Here’s a quick tutorial on how XC meets are
scored. Each team enters seven runners into the race. As each runner finishes
the race, they are given a number according to what place they finish, and that
number is their score for the team. For instance, if you finish 1st, you have a
score of 1 point. If you finish 24th, you have a score of 24.
A team's first five runners (doesn't matter which
runners, just the first five that finish) are counted toward the team's total
score. If the first five runners come in 2nd, 7th, 8th, 12th, and 18th, then
the team's score is 47 (which is relatively low in a competitive race). So, the
lower your score, the better. The
team with the lowest score wins.
But, that's not all. The other two runners (who
come in after the first five runners on the team) do not count toward their
team's score, but they can still help their team by making another team's score
higher. If the seventh runner comes in before any of the first five from
another team, then the other team's score becomes higher because their runners
have bigger finishing scores. Remember, you want your score to be low. At the 2010 District Championships
the Wolverines sixth and seventh place runners—Corey Rosenberg and Scott
McPeek—placed 19th and 20th overall to finish ahead of
every other team’s fifth runner and helped push West Potomac to the District
title, 5 points ahead of runner-up Lake Braddock.

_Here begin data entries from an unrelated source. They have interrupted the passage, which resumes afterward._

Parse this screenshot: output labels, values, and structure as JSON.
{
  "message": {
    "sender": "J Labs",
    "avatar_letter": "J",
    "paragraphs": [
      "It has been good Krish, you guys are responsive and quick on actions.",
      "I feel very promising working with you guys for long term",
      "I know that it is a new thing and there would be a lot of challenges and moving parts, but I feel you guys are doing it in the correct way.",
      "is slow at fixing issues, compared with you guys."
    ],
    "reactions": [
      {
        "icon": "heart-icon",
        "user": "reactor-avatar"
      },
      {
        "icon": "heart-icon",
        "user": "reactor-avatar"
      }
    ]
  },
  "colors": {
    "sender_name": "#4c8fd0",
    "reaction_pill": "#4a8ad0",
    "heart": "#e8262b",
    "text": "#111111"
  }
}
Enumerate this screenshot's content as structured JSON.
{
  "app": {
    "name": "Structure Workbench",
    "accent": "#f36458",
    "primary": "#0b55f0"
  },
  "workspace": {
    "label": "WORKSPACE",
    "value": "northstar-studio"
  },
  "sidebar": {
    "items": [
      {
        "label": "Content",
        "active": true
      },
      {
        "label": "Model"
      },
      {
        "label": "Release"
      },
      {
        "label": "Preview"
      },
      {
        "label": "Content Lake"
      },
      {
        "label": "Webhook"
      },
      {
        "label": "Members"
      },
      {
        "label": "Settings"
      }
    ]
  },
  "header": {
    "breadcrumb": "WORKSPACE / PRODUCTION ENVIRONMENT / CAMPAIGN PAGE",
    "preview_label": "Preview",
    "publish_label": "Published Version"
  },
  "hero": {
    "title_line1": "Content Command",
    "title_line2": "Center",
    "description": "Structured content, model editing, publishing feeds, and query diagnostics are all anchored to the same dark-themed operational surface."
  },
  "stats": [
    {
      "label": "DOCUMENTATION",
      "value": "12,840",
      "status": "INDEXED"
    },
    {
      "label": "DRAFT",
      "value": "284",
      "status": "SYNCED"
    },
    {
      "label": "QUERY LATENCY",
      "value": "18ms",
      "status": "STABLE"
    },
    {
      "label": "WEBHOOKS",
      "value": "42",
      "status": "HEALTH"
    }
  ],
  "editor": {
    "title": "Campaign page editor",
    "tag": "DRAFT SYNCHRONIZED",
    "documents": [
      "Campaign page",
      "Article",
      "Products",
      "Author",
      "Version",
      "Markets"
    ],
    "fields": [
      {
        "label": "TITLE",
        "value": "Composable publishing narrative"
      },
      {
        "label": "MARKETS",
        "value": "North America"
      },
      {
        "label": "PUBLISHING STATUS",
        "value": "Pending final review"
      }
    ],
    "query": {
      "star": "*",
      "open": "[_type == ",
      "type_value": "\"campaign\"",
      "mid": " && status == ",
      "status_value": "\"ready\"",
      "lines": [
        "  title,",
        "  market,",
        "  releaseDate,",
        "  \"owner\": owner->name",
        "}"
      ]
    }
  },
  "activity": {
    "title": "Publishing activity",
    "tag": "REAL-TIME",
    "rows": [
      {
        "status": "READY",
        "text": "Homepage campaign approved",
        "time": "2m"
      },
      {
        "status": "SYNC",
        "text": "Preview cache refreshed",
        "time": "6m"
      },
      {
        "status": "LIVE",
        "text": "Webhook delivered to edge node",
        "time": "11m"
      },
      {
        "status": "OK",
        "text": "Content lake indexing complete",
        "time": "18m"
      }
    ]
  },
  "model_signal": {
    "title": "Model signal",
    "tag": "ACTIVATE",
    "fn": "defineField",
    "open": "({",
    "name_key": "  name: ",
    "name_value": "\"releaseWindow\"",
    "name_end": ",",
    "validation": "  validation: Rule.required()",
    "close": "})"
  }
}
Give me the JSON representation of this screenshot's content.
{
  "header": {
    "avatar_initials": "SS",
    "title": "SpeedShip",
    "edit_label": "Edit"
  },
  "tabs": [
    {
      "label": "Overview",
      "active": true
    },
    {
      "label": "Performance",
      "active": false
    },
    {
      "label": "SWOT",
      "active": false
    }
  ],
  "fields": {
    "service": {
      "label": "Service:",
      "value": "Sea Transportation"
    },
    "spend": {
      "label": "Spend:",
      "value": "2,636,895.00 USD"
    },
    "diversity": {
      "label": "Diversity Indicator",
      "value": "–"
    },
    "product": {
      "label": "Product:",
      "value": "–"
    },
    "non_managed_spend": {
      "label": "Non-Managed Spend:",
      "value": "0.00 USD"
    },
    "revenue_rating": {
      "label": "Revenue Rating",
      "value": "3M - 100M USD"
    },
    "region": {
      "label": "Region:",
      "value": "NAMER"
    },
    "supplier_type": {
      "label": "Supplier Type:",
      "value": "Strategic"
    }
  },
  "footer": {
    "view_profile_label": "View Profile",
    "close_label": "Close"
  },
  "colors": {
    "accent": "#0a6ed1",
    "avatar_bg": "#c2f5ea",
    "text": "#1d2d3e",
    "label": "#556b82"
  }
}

If teams are tied after the first five runners
finish the race, the team with the best finishing sixth place runner breaks the
tie. This happened at the state
meet in 2009. The West Potomac
girls were tied with Maggie Walker for 4th place; but because the
Wolverines sixth place runner—Colleen Boyle—finished ahead of Maggie Walker’s 6th
place runner, West Po took fourth place in the state and Maggie Walker settled
for 5th.
If a team does not field at least 5 runners, then
none of that team’s runners count in the team scoring. For example – if a team entered only 1
runner in a race and that runner finished third, that runner would not count in
the team scoring. The fourth place
runner would be counted as 3rd, the fifth place runner would count
as 4th and so on. In
some races teams are allowed to enter more than seven runners. In these races only the top seven
runners count in the scoring.
Sound complicated? It isn’t. Just remember that passing
other runners makes your team score lower, and the lowest team score wins.